On your left, look for the brownstone church with broad round-arched windows, a low gabled roofline, and a square corner tower rising above the entrance.
This church carries nearly two centuries of Chelsea history in its stone. In eighteen forty-four, Trinity Church started the congregation to serve immigrants working the Hudson River waterfront, and that sense of outreach still defines this place. Architect Minard Lafever began the sanctuary in eighteen forty-five and finished it by eighteen forty-eight, then extended it with a chancel - the area around the altar - in the early eighteen fifties. A few years later, Charles Babcock added transepts, the side wings that turn a church into a cross-shaped plan.
Holy Apostles is a rare survivor. It’s the only Manhattan church Lafever designed that still stands, and one of the city’s very few Italianate churches, with a hint of early Romanesque Revival in those sturdy arches. If you peek at the image in the app, you can really see that weighty, grounded exterior facing Chelsea Park across Ninth Avenue. Inside, Lafever planned a basilica - a long central hall with side aisles - and William Jay Bolton designed geometric stained-glass windows that brought color and rhythm into the space.
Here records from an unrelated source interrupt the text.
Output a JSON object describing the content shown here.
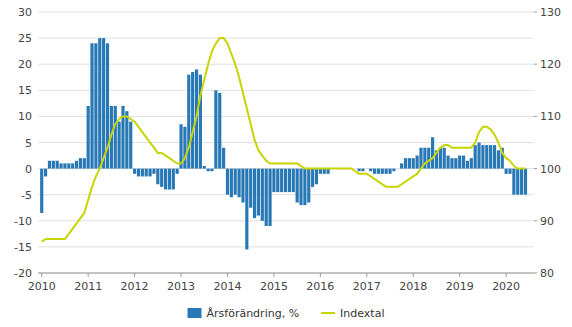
{
  "chart_data": {
    "type": "bar",
    "x": [
      2010,
      2010.0833333333333,
      2010.1666666666667,
      2010.25,
      2010.3333333333333,
      2010.4166666666667,
      2010.5,
      2010.5833333333333,
      2010.6666666666667,
      2010.75,
      2010.8333333333333,
      2010.9166666666667,
      2011,
      2011.0833333333333,
      2011.1666666666667,
      2011.25,
      2011.3333333333333,
      2011.4166666666667,
      2011.5,
      2011.5833333333333,
      2011.6666666666667,
      2011.75,
      2011.8333333333333,
      2011.9166666666667,
      2012,
      2012.0833333333333,
      2012.1666666666667,
      2012.25,
      2012.3333333333333,
      2012.4166666666667,
      2012.5,
      2012.5833333333333,
      2012.6666666666667,
      2012.75,
      2012.8333333333333,
      2012.9166666666667,
      2013,
      2013.0833333333333,
      2013.1666666666667,
      2013.25,
      2013.3333333333333,
      2013.4166666666667,
      2013.5,
      2013.5833333333333,
      2013.6666666666667,
      2013.75,
      2013.8333333333333,
      2013.9166666666667,
      2014,
      2014.0833333333333,
      2014.1666666666667,
      2014.25,
      2014.3333333333333,
      2014.4166666666667,
      2014.5,
      2014.5833333333333,
      2014.6666666666667,
      2014.75,
      2014.8333333333333,
      2014.9166666666667,
      2015,
      2015.0833333333333,
      2015.1666666666667,
      2015.25,
      2015.3333333333333,
      2015.4166666666667,
      2015.5,
      2015.5833333333333,
      2015.6666666666667,
      2015.75,
      2015.8333333333333,
      2015.9166666666667,
      2016,
      2016.0833333333333,
      2016.1666666666667,
      2016.25,
      2016.3333333333333,
      2016.4166666666667,
      2016.5,
      2016.5833333333333,
      2016.6666666666667,
      2016.75,
      2016.8333333333333,
      2016.9166666666667,
      2017,
      2017.0833333333333,
      2017.1666666666667,
      2017.25,
      2017.3333333333333,
      2017.4166666666667,
      2017.5,
      2017.5833333333333,
      2017.6666666666667,
      2017.75,
      2017.8333333333333,
      2017.9166666666667,
      2018,
      2018.0833333333333,
      2018.1666666666667,
      2018.25,
      2018.3333333333333,
      2018.4166666666667,
      2018.5,
      2018.5833333333333,
      2018.6666666666667,
      2018.75,
      2018.8333333333333,
      2018.9166666666667,
      2019,
      2019.0833333333333,
      2019.1666666666667,
      2019.25,
      2019.3333333333333,
      2019.4166666666667,
      2019.5,
      2019.5833333333333,
      2019.6666666666667,
      2019.75,
      2019.8333333333333,
      2019.9166666666667,
      2020,
      2020.0833333333333,
      2020.1666666666667,
      2020.25,
      2020.3333333333333,
      2020.4166666666667
    ],
    "xlim": [
      2009.92,
      2020.6
    ],
    "xticks": [
      2010,
      2011,
      2012,
      2013,
      2014,
      2015,
      2016,
      2017,
      2018,
      2019,
      2020
    ],
    "ylim": [
      -20,
      30
    ],
    "yticks": [
      -20,
      -15,
      -10,
      -5,
      0,
      5,
      10,
      15,
      20,
      25,
      30
    ],
    "y2lim": [
      80,
      130
    ],
    "y2ticks": [
      80,
      90,
      100,
      110,
      120,
      130
    ],
    "grid": true,
    "legend": "bottom",
    "series": [
      {
        "name": "Årsförändring, %",
        "type": "bar",
        "color": "#2878b5",
        "values": [
          -8.5,
          -1.5,
          1.5,
          1.5,
          1.5,
          1.0,
          1.0,
          1.0,
          1.0,
          1.5,
          2.0,
          2.0,
          12.0,
          24.0,
          24.0,
          25.0,
          25.0,
          24.0,
          12.0,
          12.0,
          9.0,
          12.0,
          11.0,
          9.0,
          -1.0,
          -1.5,
          -1.5,
          -1.5,
          -1.5,
          -1.0,
          -3.0,
          -3.5,
          -4.0,
          -4.0,
          -4.0,
          -1.0,
          8.5,
          8.0,
          18.0,
          18.5,
          19.0,
          18.0,
          0.5,
          -0.5,
          -0.5,
          15.0,
          14.5,
          4.0,
          -5.0,
          -5.5,
          -5.0,
          -5.5,
          -6.5,
          -15.5,
          -7.5,
          -9.5,
          -9.0,
          -10.0,
          -11.0,
          -11.0,
          -4.5,
          -4.5,
          -4.5,
          -4.5,
          -4.5,
          -4.5,
          -6.5,
          -7.0,
          -7.0,
          -6.5,
          -3.5,
          -3.0,
          -1.0,
          -1.0,
          -1.0,
          0.0,
          0.0,
          0.0,
          0.0,
          0.0,
          0.0,
          0.0,
          -0.5,
          -0.5,
          0.0,
          -0.5,
          -1.0,
          -1.0,
          -1.0,
          -1.0,
          -1.0,
          -0.5,
          0.0,
          1.0,
          2.0,
          2.0,
          2.0,
          2.5,
          4.0,
          4.0,
          4.0,
          6.0,
          3.5,
          4.0,
          4.0,
          2.5,
          2.0,
          2.0,
          2.5,
          2.5,
          1.5,
          2.0,
          4.5,
          5.0,
          4.5,
          4.5,
          4.5,
          4.5,
          3.5,
          4.0,
          -1.0,
          -1.0,
          -5.0,
          -5.0,
          -5.0,
          -5.0
        ]
      },
      {
        "name": "Indextal",
        "type": "line",
        "color": "#c8d400",
        "axis": "y2",
        "values": [
          86.0,
          86.5,
          86.5,
          86.5,
          86.5,
          86.5,
          86.5,
          87.5,
          88.5,
          89.5,
          90.5,
          91.5,
          94.0,
          96.5,
          98.5,
          100.0,
          102.0,
          104.0,
          106.5,
          108.5,
          109.5,
          110.0,
          110.0,
          109.5,
          109.0,
          108.0,
          107.0,
          106.0,
          105.0,
          104.0,
          103.0,
          103.0,
          102.5,
          102.0,
          101.5,
          101.0,
          101.0,
          102.0,
          104.0,
          107.0,
          110.0,
          114.0,
          117.0,
          120.0,
          122.5,
          124.0,
          125.0,
          125.0,
          124.0,
          122.0,
          120.0,
          117.5,
          114.5,
          111.5,
          108.5,
          105.5,
          103.5,
          102.5,
          101.5,
          101.0,
          101.0,
          101.0,
          101.0,
          101.0,
          101.0,
          101.0,
          101.0,
          100.5,
          100.0,
          100.0,
          100.0,
          100.0,
          100.0,
          100.0,
          100.0,
          100.0,
          100.0,
          100.0,
          100.0,
          100.0,
          100.0,
          99.5,
          99.0,
          99.0,
          99.0,
          98.5,
          98.0,
          97.5,
          97.0,
          96.5,
          96.5,
          96.5,
          96.5,
          97.0,
          97.5,
          98.0,
          98.5,
          99.0,
          100.0,
          101.0,
          101.5,
          102.0,
          103.0,
          104.0,
          104.5,
          104.5,
          104.0,
          104.0,
          104.0,
          104.0,
          104.0,
          104.0,
          105.0,
          107.0,
          108.0,
          108.0,
          107.5,
          106.5,
          105.0,
          103.0,
          102.0,
          101.5,
          100.5,
          100.0,
          100.0,
          100.0
        ]
      }
    ]
  }
}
But the architecture is only half the story. This congregation has a fierce social conscience. People have long rumored it served as a stop on the Underground Railroad during the Civil War. In the nineteen seventies, it helped launch Congregation Beit Simchat Torah, a synagogue created for gay and lesbian Jews, and it later welcomed that community back for years. It also hosted the ordination of the Reverend Ellen Barrett, the first woman priest and openly lesbian priest in the New York diocese. Then in nineteen eighty-two, Holy Apostles started a soup kitchen that still serves neighbors in need. Even after a fire in nineteen ninety damaged the sanctuary and destroyed some stained glass, restorers finished the work in nineteen ninety-four without interrupting those services.
This landmark matters because its doors have opened wider than its walls might suggest.
Take one more look, and when you’re ready, we can head on to the next stop.